13 April 2017

Is PHP a good fit for an API server?

Image: Pixabay
Calling PHP a double-claw hammer is a bit of an in-joke in the PHP community.  A lot of people bemoan PHP as a language – it's fashionable to do so and it seems to be a way to look clever.  The joke came about from a blog post where somebody pointed out all of the problems with PHP (here's a rebuttal - https://blog.codinghorror.com/the-php-singularity/ )

Anyway, PHP is a warty language that sucks in academic circles but it doesn't matter because it's really good at web stuff, there are lots of people who know it (so it's cheap to hire), there are lots of libraries and frameworks (so it's cheap and fast to develop in).  The commercial world is willing to overlook the academic warts.

I'm busy helping to improve the performance of an API server.  As part of my effort I'm profiling calls to the endpoints.  I'm using Blackfire to generate call graphs and also logging the sql queries that the ORM is producing so that I can check the indexes and joins.

Here's a callgraph for a call to the endpoint where we are looking to run a paginated SQL query.  We're not applying any business logic or having any side-effects - all we're trying to do is query the database and return a JSON string to the frontend.

Blackfire call graph
That's a pretty substantial call graph for what sounds like a simple task right?  All I want to do is route the request to a controller, query the database, and send the results back.

Blackfire tells me that 172 different MySQL queries are being run.  The PHP code responsible is using the ORM to build up the joins and so on.  I suspect that the problem is that there is pagination being applied and the ORM is not able to optimize the queries it needs to do in order to paginate efficiently.

Okay, so what questions do I have?

Why are we not querying the database more directly?  I appreciate that developer productivity is a good reason to use ORM but is it a good reason in this case?  172 queries is an awful lot, especially when a lot of them are related to querying the schema so our ORM can run.

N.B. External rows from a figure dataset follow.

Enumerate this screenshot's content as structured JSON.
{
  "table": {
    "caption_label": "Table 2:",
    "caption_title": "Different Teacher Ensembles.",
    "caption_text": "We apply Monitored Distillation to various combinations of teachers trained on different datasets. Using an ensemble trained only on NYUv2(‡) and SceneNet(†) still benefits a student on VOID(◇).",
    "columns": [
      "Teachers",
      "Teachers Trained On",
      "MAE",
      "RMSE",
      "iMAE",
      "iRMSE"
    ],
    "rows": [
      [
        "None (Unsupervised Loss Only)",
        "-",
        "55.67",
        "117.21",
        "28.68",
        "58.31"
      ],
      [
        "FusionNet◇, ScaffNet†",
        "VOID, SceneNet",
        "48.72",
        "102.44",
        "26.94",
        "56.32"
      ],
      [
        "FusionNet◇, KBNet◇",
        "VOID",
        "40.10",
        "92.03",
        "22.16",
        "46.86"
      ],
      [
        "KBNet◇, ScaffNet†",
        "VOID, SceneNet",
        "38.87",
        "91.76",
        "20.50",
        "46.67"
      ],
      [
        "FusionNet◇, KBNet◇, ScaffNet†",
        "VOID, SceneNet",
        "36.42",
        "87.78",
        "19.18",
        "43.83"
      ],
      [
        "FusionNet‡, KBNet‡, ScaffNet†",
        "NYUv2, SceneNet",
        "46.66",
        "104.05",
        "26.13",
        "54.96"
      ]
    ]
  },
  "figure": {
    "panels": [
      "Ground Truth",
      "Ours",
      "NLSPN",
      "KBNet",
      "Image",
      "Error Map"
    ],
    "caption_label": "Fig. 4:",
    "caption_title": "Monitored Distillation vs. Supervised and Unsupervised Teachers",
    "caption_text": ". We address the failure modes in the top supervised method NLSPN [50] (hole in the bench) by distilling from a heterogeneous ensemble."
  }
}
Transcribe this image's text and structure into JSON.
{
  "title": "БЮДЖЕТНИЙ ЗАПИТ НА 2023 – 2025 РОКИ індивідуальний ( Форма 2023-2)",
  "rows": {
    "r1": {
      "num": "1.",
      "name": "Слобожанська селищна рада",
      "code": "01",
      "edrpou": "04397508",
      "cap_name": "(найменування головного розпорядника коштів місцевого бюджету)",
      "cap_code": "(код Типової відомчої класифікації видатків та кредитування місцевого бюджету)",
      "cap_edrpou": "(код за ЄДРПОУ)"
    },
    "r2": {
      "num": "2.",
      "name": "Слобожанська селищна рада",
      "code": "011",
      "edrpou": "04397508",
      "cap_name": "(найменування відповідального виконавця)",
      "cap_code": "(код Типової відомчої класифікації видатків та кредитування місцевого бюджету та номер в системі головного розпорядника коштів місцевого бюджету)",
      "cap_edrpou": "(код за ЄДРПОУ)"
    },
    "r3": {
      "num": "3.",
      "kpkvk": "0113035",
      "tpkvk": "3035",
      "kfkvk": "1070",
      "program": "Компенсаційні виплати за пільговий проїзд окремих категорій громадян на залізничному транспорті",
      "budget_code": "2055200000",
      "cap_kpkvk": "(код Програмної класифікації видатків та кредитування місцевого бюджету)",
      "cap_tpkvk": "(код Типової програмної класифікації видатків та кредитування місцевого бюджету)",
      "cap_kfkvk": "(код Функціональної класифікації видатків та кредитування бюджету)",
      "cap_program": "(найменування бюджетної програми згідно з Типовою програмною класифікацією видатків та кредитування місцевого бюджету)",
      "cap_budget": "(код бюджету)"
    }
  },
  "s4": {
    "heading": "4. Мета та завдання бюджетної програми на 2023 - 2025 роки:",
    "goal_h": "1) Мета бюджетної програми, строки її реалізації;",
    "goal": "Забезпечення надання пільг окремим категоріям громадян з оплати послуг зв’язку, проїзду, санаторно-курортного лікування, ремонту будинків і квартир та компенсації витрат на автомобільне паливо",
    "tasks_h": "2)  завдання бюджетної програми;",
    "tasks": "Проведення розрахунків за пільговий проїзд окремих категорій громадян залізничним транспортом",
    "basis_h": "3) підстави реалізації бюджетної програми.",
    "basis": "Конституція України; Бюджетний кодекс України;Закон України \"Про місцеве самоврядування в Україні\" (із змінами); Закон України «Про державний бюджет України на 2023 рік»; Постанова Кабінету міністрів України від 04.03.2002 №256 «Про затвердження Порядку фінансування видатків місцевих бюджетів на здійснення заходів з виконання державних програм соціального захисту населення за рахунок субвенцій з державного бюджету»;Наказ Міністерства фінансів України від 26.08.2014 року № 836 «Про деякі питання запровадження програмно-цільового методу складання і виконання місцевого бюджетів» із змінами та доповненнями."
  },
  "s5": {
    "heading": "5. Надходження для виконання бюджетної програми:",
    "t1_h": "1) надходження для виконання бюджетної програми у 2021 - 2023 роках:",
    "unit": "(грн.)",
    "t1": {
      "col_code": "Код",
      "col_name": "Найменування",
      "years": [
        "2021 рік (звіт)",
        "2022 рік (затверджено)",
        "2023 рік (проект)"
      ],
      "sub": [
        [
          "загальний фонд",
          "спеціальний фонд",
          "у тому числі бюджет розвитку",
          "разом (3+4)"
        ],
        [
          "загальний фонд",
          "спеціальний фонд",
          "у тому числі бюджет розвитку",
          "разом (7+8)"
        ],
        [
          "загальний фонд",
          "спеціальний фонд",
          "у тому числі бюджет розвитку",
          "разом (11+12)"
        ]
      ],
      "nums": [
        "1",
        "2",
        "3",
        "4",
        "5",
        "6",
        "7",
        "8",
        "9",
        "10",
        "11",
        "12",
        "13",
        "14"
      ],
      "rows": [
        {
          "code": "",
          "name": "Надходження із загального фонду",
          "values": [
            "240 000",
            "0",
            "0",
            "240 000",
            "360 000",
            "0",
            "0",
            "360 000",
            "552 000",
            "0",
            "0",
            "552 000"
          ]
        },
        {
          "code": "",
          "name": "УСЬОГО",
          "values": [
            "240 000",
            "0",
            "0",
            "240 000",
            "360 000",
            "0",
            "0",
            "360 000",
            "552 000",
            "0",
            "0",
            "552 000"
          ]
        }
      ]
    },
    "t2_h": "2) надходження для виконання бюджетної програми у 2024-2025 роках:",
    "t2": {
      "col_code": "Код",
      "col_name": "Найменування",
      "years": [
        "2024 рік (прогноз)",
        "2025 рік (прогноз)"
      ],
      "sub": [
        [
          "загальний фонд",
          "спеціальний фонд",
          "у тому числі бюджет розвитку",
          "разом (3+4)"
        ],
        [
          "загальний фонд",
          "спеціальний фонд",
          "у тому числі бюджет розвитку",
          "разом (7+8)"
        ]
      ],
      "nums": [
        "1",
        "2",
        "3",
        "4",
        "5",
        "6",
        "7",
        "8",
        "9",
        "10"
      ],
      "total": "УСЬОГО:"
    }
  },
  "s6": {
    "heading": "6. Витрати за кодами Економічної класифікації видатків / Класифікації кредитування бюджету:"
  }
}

Why on earth does PHP have to spend so much time in disk I/O reading all of those source files when really what we need is request routing, a database query, and a response handler?  

Blackfire reports that 304kb of data was transmitted across the wire for this.  That seems like a lot of data for the five or six records that I'm returning to the frontend.

The call graph is frustrating – I'm lumbered with a whole lot of black box code and I have no control over the SQL that is being run.  How can I improve the performance of this transaction?

So is PHP the best tool for this job?

I have previously had intractable problems with PHP when it comes to memory management.  It's pretty complicated and it differs depending on the way that PHP is run but I do not have 100% confidence in PHP's garbage collection.  

Circular object references (which I encountered while using an ORM where a model referenced itself as a parent to form a hierarchy) cannot be completely collected by PHP.  PHP actually relies on the container the machine runs in to collect this memory.  

PHP is not built for being a long-running program.  It was never designed for this and it should never be used for this.  It was built to handle a request for a page and then terminate. 

The application is bootstrapped for every request.  How much overhead does this add?  Well there's a question that Blackfire is raising for me.  Take a look at the timeline for the transaction from before:
Blackfire call timeline
The timeline shows when a PHP function was called in relation to the time taken to generate the response. 

My controller function starts at around 750ms into the transaction.  The actual time is irrelevant as a benchmark, but the fact that the first time *my* code runs is half-way into the transaction is what is relevant.   

Until halfway into my application I've been waiting for PHP to bootstrap my application.  You could argue that this is because of the PHP framework I'm using, but actually it is the limitation of PHP not being able to maintain state that requires us to continuously bootstrap the application.

Bootstrapping our application might involve disk I/O (depending on OpCache).  It definitely involves network I/O because we have to connect to MySQL and wait for it to authenticate us.  I know that there are ways to improve this, like by not using a framework and by tuning OpCache to improve compile time.

I'm concerned about what will happen when the application has 50,000 concurrent users.  How much of a strain will it place on my database server to be constantly connecting (and authenticating)?

I think PHP is brilliant at web pages and not so good at being a long-running application that is capable of reusing resources.  I'm a huge PHP fan but as an architect I do not want it to be my only tool.  

I'm busy learning Elixir and the Phoenix framework (again with the frameworks!) response in microseconds (not milliseconds).  I don't think we should using PHP like the hammer we use for everything.